Question 3.3.2: Find the reduced echelon form of the matrix A = [1 2 1 4 3 8...
Find the reduced echelon form of the matrix
A = \left [ \begin{matrix} 1 & 2 & 1 & 4 \\ 3 & 8 & 7 & 20 \\ 2 & 7 & 9 & 23\end{matrix} \right ].
In Example 3 of Section 3.2 we found the echelon form
\left [ \begin{matrix} 1 & 2 & 1 & 4 \\ 0 & 1 & 2 & 4 \\ 0 & 0 & 1 & 3\end{matrix} \right ] ,
which already satisfies Property 3. To clear out columns 2 and 3 (in order to satisfy Property 4), we continue the reduction as follows.

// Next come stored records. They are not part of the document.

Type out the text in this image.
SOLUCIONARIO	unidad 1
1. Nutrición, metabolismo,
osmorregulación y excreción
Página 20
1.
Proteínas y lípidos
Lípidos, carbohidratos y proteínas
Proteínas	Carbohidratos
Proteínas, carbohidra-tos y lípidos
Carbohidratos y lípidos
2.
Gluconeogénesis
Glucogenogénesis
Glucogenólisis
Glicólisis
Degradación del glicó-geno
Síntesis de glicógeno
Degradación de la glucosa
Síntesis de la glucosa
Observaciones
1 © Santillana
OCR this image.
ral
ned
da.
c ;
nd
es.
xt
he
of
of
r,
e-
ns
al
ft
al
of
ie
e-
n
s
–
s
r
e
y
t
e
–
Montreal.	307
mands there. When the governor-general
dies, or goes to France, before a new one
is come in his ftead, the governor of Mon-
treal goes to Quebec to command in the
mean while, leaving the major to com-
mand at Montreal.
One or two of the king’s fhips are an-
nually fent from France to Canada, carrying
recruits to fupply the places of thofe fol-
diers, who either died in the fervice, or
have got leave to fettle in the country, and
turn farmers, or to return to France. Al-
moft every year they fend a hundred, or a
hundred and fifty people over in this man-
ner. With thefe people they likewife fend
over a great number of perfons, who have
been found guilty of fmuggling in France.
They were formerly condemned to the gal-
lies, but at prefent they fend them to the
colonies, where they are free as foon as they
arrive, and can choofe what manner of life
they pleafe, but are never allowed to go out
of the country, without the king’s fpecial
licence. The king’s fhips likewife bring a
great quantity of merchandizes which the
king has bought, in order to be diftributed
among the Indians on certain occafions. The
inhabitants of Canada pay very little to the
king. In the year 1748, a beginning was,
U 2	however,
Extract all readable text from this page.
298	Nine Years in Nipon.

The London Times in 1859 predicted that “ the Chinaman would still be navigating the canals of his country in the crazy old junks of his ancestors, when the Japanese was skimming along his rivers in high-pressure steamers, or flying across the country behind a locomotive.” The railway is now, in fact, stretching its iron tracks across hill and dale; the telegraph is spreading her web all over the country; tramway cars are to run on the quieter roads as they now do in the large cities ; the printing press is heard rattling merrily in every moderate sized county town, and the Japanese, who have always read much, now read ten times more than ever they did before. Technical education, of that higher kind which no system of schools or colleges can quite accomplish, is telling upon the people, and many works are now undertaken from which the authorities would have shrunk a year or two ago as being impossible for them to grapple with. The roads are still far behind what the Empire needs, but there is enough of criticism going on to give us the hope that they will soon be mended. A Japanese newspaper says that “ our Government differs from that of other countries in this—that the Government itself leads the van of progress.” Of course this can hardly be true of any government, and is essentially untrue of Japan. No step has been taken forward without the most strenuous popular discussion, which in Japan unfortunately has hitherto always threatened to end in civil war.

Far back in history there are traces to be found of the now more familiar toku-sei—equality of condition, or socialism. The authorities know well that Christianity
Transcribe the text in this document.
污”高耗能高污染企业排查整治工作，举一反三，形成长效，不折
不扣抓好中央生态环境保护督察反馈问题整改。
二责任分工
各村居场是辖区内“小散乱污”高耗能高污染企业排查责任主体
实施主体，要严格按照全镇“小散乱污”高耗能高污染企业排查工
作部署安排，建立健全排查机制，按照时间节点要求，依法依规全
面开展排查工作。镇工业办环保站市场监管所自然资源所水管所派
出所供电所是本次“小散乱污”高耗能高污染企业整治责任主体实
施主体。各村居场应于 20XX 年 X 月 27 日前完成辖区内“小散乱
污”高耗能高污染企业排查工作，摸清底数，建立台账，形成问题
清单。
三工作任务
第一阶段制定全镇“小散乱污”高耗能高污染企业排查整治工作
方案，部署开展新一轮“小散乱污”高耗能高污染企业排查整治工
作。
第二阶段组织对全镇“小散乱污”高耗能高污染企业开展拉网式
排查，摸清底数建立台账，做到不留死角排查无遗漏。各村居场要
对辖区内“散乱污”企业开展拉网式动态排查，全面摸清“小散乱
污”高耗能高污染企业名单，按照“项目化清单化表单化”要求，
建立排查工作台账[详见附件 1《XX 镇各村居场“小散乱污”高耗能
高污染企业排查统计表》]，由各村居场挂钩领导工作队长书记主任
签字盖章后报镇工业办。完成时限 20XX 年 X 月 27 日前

\left [ \begin{matrix} 1 & 2 & 1 & 4 \\ 0 & 1 & 2 & 4 \\ 0 & 0 & 1 & 3\end{matrix} \right ] \underrightarrow{(- 2) R_{2} + R_{1}} \left [ \begin{matrix} 1 & 0 & – 3 & -4 \\ 0 & 1 & 2 & 4 \\ 0 & 0 & 1 & 3\end{matrix} \right ]
\underrightarrow{(- 2) R_{3} + R_{2}} \left [ \begin{matrix} 1 & 0 & – 3 & -4 \\ 0 & 1 & 0 & – 2 \\ 0 & 0 & 1 & 3\end{matrix} \right ]
\underrightarrow{(3) R_{3} + R_{1}} \left [ \begin{matrix} 1 & 0 & 0 & 5 \\ 0 & 1 & 0 & – 2 \\ 0 & 0 & 1 & 3\end{matrix} \right ]
For instance, we see immediately from this reduced echelon form that the linear system
x + 2y + z = 4
3x + 8y + 7z = 20
2x + 7y + 9z = 23
with augmented coefficient matrix A has the unique solution x = 5, y = – 2, z = 3.